Concepts
Stream
Pipy is a proxy that works like a "stream processor". It gulps in streams, processes streams, and spews out streams.
Inbound and outbound
Streams coming from a client (or downstream) are called inbound streams. Streams going to a server (or upstream) are called outbound streams.
Both inbound side and outbound side have input and output streams:
- On the inbound side, input streams go from the client to Pipy and output streams go from Pipy back to the client.
- On the outbound side, output streams go from Pipy to the server and input streams go from the server back to Pipy.
Events
A Pipy stream is a series of events. There are four types of events:
- Data
- MessageStart
- MessageEnd
- StreamEnd
An input stream coming from outside of Pipy is a series of Data events, ended by a StreamEnd event. Each Data event holds a chunk of bytes received from the I/O.
For example, a typical HTTP request would be like this:
What Pipy does is process the events in the input stream. Some are transformed, some are discarded. New events can be inserted too. Those new events also include other types of events besides Data and StreamEnd, namely MessageStart and MessageEnd. These non-Data events are used inside Pipy as "markers" to give the original raw bytes some higher-level meanings for the business logic you are running.

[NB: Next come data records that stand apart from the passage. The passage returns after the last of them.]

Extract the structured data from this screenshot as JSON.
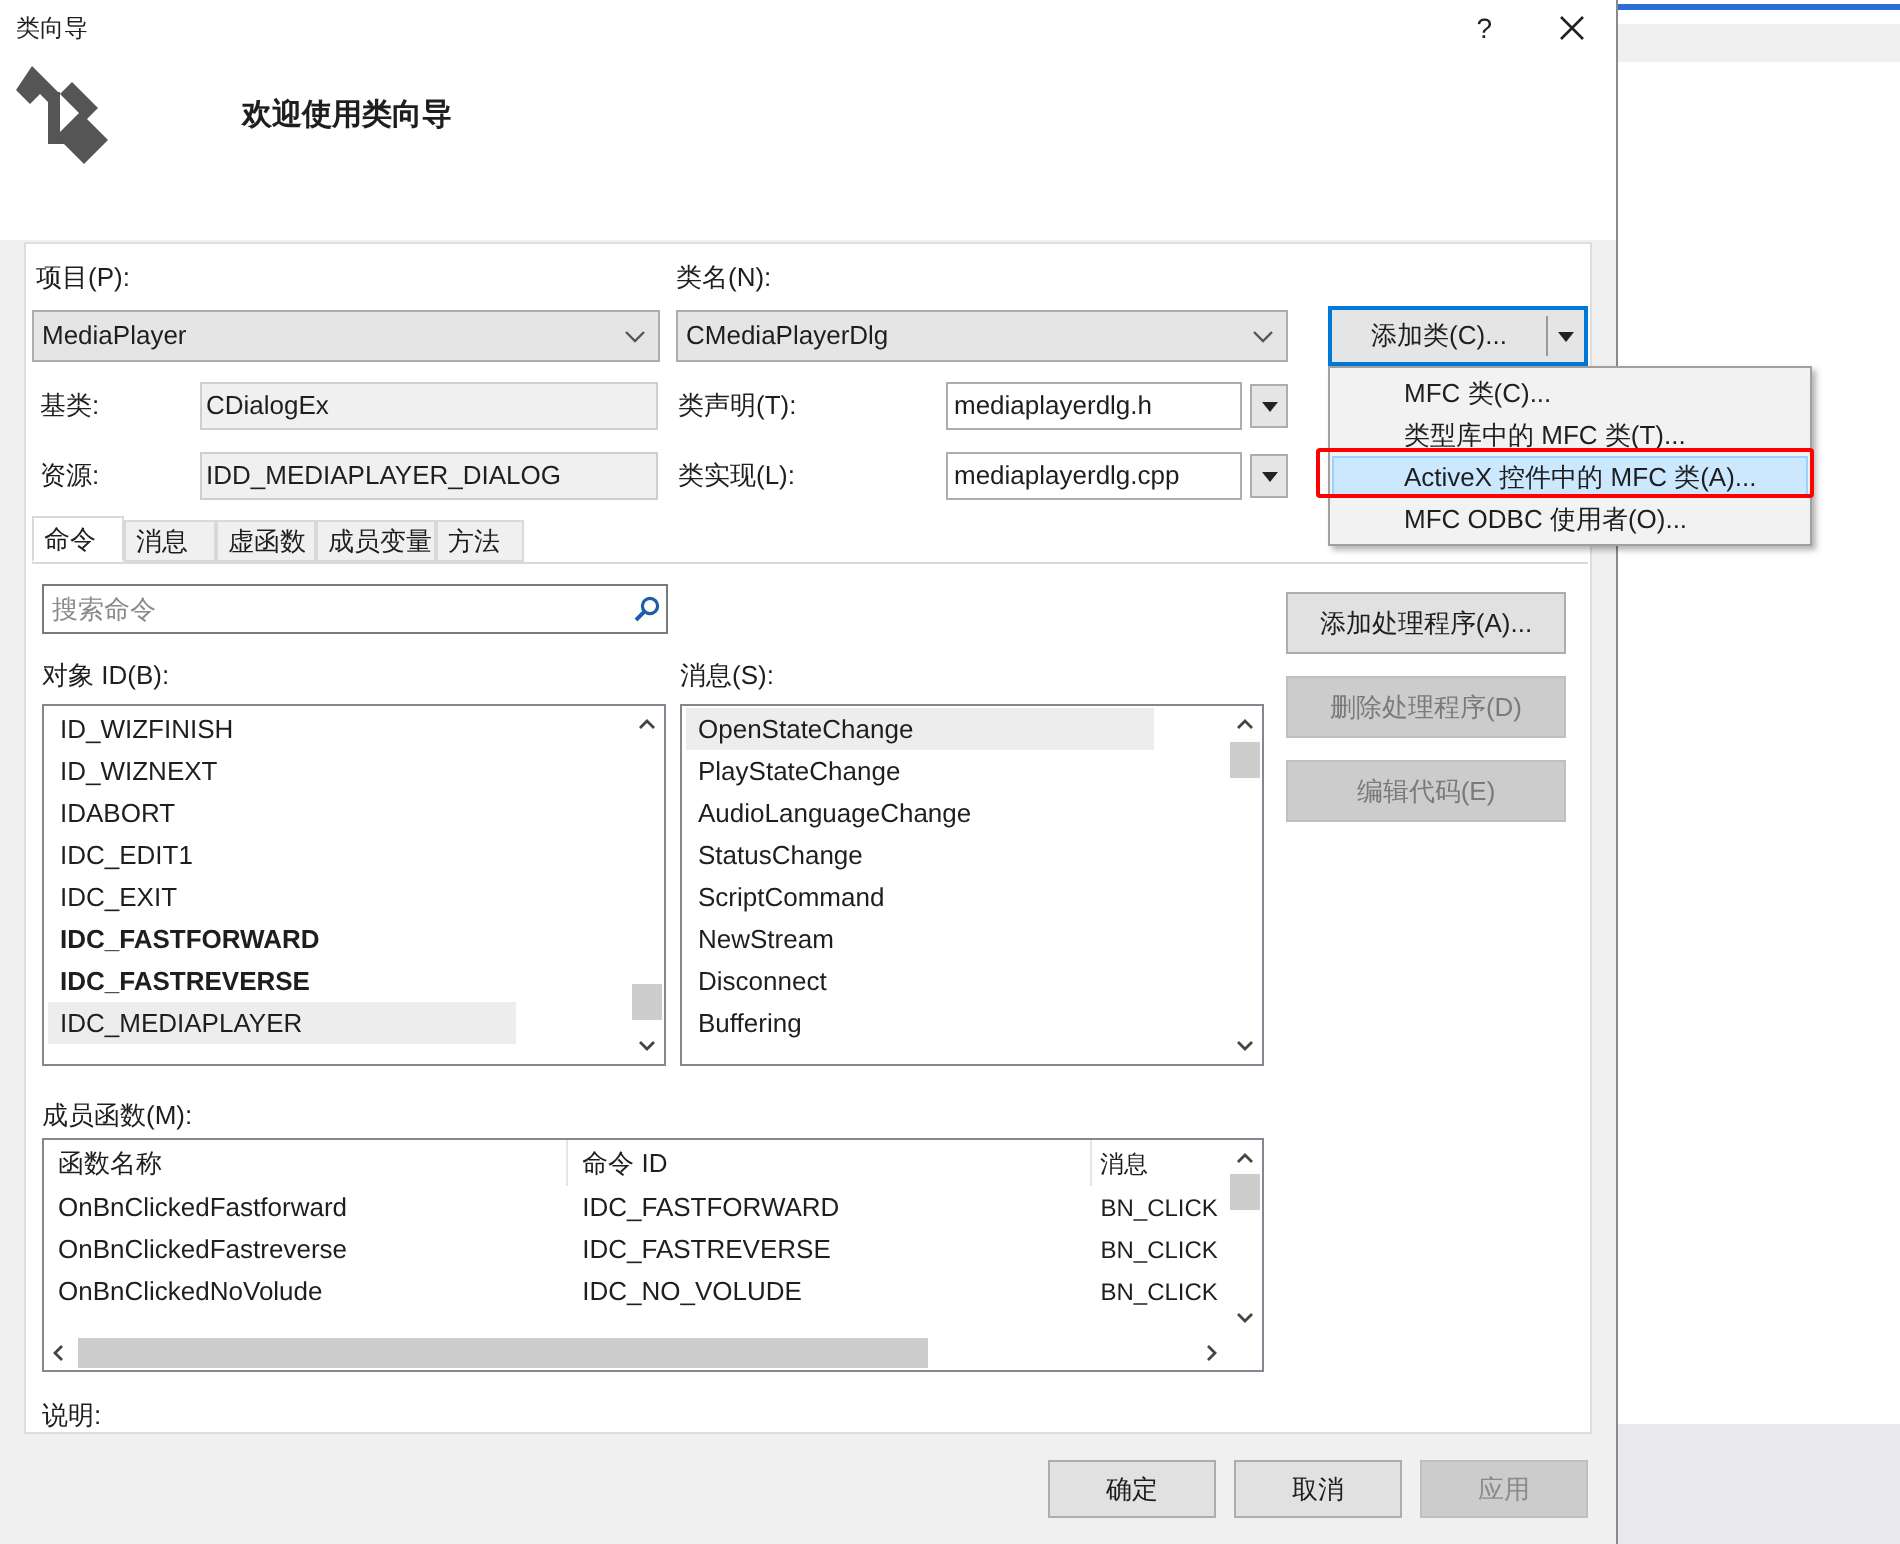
{
  "window": {
    "title": "类向导",
    "help": "?"
  },
  "header": {
    "title": "欢迎使用类向导"
  },
  "project": {
    "label": "项目(P):",
    "value": "MediaPlayer"
  },
  "class_name": {
    "label": "类名(N):",
    "value": "CMediaPlayerDlg"
  },
  "add_class_button": {
    "label": "添加类(C)..."
  },
  "add_class_menu": [
    {
      "label": "MFC 类(C)...",
      "selected": false
    },
    {
      "label": "类型库中的 MFC 类(T)...",
      "selected": false
    },
    {
      "label": "ActiveX 控件中的 MFC 类(A)...",
      "selected": true
    },
    {
      "label": "MFC ODBC 使用者(O)...",
      "selected": false
    }
  ],
  "base_class": {
    "label": "基类:",
    "value": "CDialogEx"
  },
  "class_declaration": {
    "label": "类声明(T):",
    "value": "mediaplayerdlg.h"
  },
  "resource": {
    "label": "资源:",
    "value": "IDD_MEDIAPLAYER_DIALOG"
  },
  "class_implementation": {
    "label": "类实现(L):",
    "value": "mediaplayerdlg.cpp"
  },
  "tabs": [
    {
      "label": "命令",
      "selected": true
    },
    {
      "label": "消息",
      "selected": false
    },
    {
      "label": "虚函数",
      "selected": false
    },
    {
      "label": "成员变量",
      "selected": false
    },
    {
      "label": "方法",
      "selected": false
    }
  ],
  "search": {
    "placeholder": "搜索命令"
  },
  "handler_buttons": [
    {
      "label": "添加处理程序(A)...",
      "disabled": false
    },
    {
      "label": "删除处理程序(D)",
      "disabled": true
    },
    {
      "label": "编辑代码(E)",
      "disabled": true
    }
  ],
  "object_ids": {
    "label": "对象 ID(B):",
    "items": [
      {
        "text": "ID_WIZFINISH",
        "bold": false,
        "selected": false
      },
      {
        "text": "ID_WIZNEXT",
        "bold": false,
        "selected": false
      },
      {
        "text": "IDABORT",
        "bold": false,
        "selected": false
      },
      {
        "text": "IDC_EDIT1",
        "bold": false,
        "selected": false
      },
      {
        "text": "IDC_EXIT",
        "bold": false,
        "selected": false
      },
      {
        "text": "IDC_FASTFORWARD",
        "bold": true,
        "selected": false
      },
      {
        "text": "IDC_FASTREVERSE",
        "bold": true,
        "selected": false
      },
      {
        "text": "IDC_MEDIAPLAYER",
        "bold": false,
        "selected": true
      }
    ]
  },
  "messages": {
    "label": "消息(S):",
    "items": [
      {
        "text": "OpenStateChange",
        "selected": true
      },
      {
        "text": "PlayStateChange",
        "selected": false
      },
      {
        "text": "AudioLanguageChange",
        "selected": false
      },
      {
        "text": "StatusChange",
        "selected": false
      },
      {
        "text": "ScriptCommand",
        "selected": false
      },
      {
        "text": "NewStream",
        "selected": false
      },
      {
        "text": "Disconnect",
        "selected": false
      },
      {
        "text": "Buffering",
        "selected": false
      }
    ]
  },
  "member_functions": {
    "label": "成员函数(M):",
    "columns": [
      "函数名称",
      "命令 ID",
      "消息"
    ],
    "rows": [
      [
        "OnBnClickedFastforward",
        "IDC_FASTFORWARD",
        "BN_CLICK"
      ],
      [
        "OnBnClickedFastreverse",
        "IDC_FASTREVERSE",
        "BN_CLICK"
      ],
      [
        "OnBnClickedNoVolude",
        "IDC_NO_VOLUDE",
        "BN_CLICK"
      ]
    ]
  },
  "description": {
    "label": "说明:"
  },
  "footer_buttons": [
    {
      "label": "确定",
      "disabled": false
    },
    {
      "label": "取消",
      "disabled": false
    },
    {
      "label": "应用",
      "disabled": true
    }
  ]
}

For example, the above input stream would be decoded into an HTTP request message wrapped between a pair of MessageStart and MessageEnd events. That message is transformed into an HTTP response message and encoded into a series of Data events before going to the output.
Eventually, after all the processing, the stream of events are sent to an output. At this point, MessageStart and MessageEnd events are discarded, only Data and StreamEnd events are spewed out.
Filters and pipelines
An intuitive way to understand how Pipy works is to think of it as Unix pipelines. The only thing that's changed from Unix pipelines is that we are dealing with streams of events, rather than bytes.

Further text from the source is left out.